Clara elle-même était assise sur un petit lit de repos, près de la croisée, lisant, ou du moins tournant les feuillets d’un livre dans lequel elle semblait lire. Mais se levant subitement dès qu’elle aperçut son frère, elle courut à lui avec la gaîté la plus franche.

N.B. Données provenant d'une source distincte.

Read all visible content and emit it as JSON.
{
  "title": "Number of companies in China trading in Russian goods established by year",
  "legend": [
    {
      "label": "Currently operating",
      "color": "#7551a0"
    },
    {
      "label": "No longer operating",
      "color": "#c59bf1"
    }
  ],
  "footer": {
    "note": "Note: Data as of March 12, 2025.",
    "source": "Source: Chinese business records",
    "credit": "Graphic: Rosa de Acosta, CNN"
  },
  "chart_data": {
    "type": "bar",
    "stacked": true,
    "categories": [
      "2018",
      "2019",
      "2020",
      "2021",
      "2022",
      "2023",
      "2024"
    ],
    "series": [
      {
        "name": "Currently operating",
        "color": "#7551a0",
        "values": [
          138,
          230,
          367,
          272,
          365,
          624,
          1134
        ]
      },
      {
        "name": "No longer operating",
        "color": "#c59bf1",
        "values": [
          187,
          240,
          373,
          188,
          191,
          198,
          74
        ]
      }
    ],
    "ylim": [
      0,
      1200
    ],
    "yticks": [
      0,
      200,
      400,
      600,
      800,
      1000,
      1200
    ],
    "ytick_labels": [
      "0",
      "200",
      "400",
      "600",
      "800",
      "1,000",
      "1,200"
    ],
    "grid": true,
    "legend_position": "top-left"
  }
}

« Soyez le bienvenu, mon cher John ; c’est fort aimable à vous d’être venu visiter votre sœur dans la retraite. J’étais là occupée à tâcher de clouer mes yeux et mon intelligence sur un livre stupide, parce qu’on dit que trop penser ne me vaut rien ; mais grâce à la bêtise de l’auteur, ou au peu d’attention qu’il est en mon pouvoir de lui accorder, mes yeux parcourent les pages absolument comme dans un rêve, quand on s’imagine lire sans être en état de comprendre un seul mot : vous me parlerez, et cela vaudra mieux. Que vous offrirai-je pour votre bienvenue ? Je crains que du thé ne soit tout ce que j’ai de prêt, et que vous n’en fassiez pas grand cas. — Je serai bien aise d’en prendre une tasse maintenant, répondit Mowbray, car je désire vous parler. — Alors, Jessy va nous en préparer à l’instant, » dit miss Mowbray en sonnant ; et sa femme de chambre étant entrée, elle lui donna ses ordres. « Mais il ne faut pas être ingrat, John, et venir m’ennuyer du cérémonial de votre fête… c’est assez d’en avoir le désagrément le jour même ; j’y assisterai et je jouerai mon rôle aussi joliment que vous pouvez le désirer ; mais y songer d’avance me donnerait mal au cœur et à la tête : ainsi je vous prie de m’épargner. — Petit chat sauvage, dit Mowbray, vous devenez de jour en jour plus farouche… Nous vous verrons quelque jour gagner les bois comme la princesse Caraboo. Cependant je tâcherai de ne point vous contrarier. Mais, Clara, j’avais quelque chose de plus sérieux à vous dire… une chose de la plus haute importance. — Qu’est-ce ? » s’écria Clara tout effrayée, « au nom de Dieu ! qu’est-ce ? vous ne savez pas combien vous m’épouvantez. — Allons, vous vous effrayez d’une ombre, Clara, reprit son frère, il s’agit de l’embarras le plus commun au monde… Je suis dans un grand besoin d’argent. — Est-ce là tout ? répliqua Clara d’un ton qui parut à son frère autant au dessous de la difficulté, lorsqu’il l’eut exposée, que ses craintes l’avaient exagérée avant qu’elle en connût la nature.